Por Veridiana Ribeiro*
Apesar
da derrota eleitoral em 2002, o PSDB acabou sendo vitorioso no que diz respeito
à implementação do Plano Diretor de Reforma do Aparelho de Estado (PDRAE),
elaborado por Bresser Pereira, na lógica do Estado Mínimo. O Banco Mundial
indicava ao governo investir apenas na atenção básica à saúde, por ter custo
relativamente baixo e alcançar grande parte da população.
Nesse ínterim surgiram as Organizações Sociais (as OSs) para
administrar as Unidades de Pronto-Atendimento (UPAs), as Organizações da Sociedade
Civil de Interesse Público (OSCIPs) e as Fundações Estatais de Direito Privado
(FEDP). Todas exemplos claros do PDRAE. Logo em seguida veio o REHUF, o
Programa Nacional de Reestruturação dos Hospitais Universitários Federais, que
propõe “novos” mecanismos de financiamento e a melhoria no processo de gestão.
E, por último, a Empresa Brasileira de Serviços Hospitalares (EBSERH).
Em comum, as três formas de organização apresentam a
flexibilização dos direitos dos trabalhadores no serviço público, a transferência
da execução de políticas sociais para instituições de direito privado, os
contratos de gestão e a ausência do controle social.
Durante muitos anos, a falta de pessoal, o desmantelamento e o
sucateamento da estrutura dos HUs (Hospitais Universitários) foram ignorados
até que, em 2006, um estudo do Tribunal de Contas da União (TCU) apontou que a
situação de mais de 26 mil funcionários dos HUs contratados via fundações era
ilegal.
Sabendo da necessidade dos HUs de continuarem a funcionar, o TCU
deu um prazo longo (de 2006 a 2010) para que o Governo Federal se adequasse a
lei. Era necessário que a situação fosse resolvida através da substituição do
quadro de terceirizados por concursados.
No último dia de mandato do presidente Lula e também último dia
do prazo dado pelo TCU para a adequação à lei, em 31 de dezembro de 2010, foi
lançada a MP 520, que criava a EBSERH e trazia a “solução” para a
“regularização” desses funcionários.
Em junho de 2011, a MP acabou expirando no Senado Federal, sendo
prontamente reeditada em regime de urgência pelo Governo Dilma com uma nova
face: o PL 1749, com algumas mudanças em relação a MP, mas com a mesma essência
privatista. A Lei foi aprovada na Câmara Federal e no Senado, e sancionada pela
presidenta (lei nº12550 de 15 de dezembro de 2011).

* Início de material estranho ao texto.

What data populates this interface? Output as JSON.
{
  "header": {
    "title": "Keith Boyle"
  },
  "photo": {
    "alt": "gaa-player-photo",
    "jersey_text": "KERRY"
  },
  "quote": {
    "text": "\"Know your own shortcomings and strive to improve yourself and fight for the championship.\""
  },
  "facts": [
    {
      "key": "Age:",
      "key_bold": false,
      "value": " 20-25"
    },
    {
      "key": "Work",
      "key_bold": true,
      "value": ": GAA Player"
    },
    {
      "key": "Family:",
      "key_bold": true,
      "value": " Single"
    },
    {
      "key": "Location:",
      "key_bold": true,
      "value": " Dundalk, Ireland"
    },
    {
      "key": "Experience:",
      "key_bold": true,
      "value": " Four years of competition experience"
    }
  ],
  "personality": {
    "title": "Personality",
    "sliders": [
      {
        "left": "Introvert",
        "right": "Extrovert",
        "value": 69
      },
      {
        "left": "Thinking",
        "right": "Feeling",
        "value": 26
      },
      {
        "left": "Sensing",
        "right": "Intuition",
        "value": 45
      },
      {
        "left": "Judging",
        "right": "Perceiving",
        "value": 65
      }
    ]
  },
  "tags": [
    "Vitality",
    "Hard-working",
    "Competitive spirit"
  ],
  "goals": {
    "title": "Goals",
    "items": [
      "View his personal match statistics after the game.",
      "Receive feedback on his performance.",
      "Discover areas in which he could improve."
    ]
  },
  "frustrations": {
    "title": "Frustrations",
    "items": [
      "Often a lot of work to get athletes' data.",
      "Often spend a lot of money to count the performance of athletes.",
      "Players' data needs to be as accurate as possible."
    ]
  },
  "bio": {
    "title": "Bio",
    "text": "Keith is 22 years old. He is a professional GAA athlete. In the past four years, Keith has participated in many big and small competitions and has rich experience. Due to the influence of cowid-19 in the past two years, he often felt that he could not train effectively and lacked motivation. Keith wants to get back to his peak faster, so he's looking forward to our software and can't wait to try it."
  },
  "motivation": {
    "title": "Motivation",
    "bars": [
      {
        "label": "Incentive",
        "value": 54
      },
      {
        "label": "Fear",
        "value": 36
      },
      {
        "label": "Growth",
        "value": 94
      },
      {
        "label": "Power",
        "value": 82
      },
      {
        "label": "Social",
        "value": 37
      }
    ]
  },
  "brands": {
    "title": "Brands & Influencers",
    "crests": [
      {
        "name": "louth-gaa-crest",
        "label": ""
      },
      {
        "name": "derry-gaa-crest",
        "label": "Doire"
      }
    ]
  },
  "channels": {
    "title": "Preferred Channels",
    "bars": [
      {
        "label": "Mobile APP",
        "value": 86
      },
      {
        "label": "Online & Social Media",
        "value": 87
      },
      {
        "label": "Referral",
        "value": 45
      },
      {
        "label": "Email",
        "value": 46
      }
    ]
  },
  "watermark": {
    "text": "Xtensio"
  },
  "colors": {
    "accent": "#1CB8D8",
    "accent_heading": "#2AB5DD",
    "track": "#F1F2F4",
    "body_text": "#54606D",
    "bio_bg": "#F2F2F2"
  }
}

Apesar dos defensores da EBSERH - governo, Banco Mundial, muitos
dirigentes de OSs e OSCIPs - , alegarem que ela é uma empresa pública, os
termos de seu estatuto deixam claro que a empresa terceiriza a administração,
desvincula os HUs das universidades, enfraquecendo o caráter público dos
mesmos, o que representa uma afronta à autonomia universitária e aos pilares da
universidade pública: ensino, pesquisa, e extensão.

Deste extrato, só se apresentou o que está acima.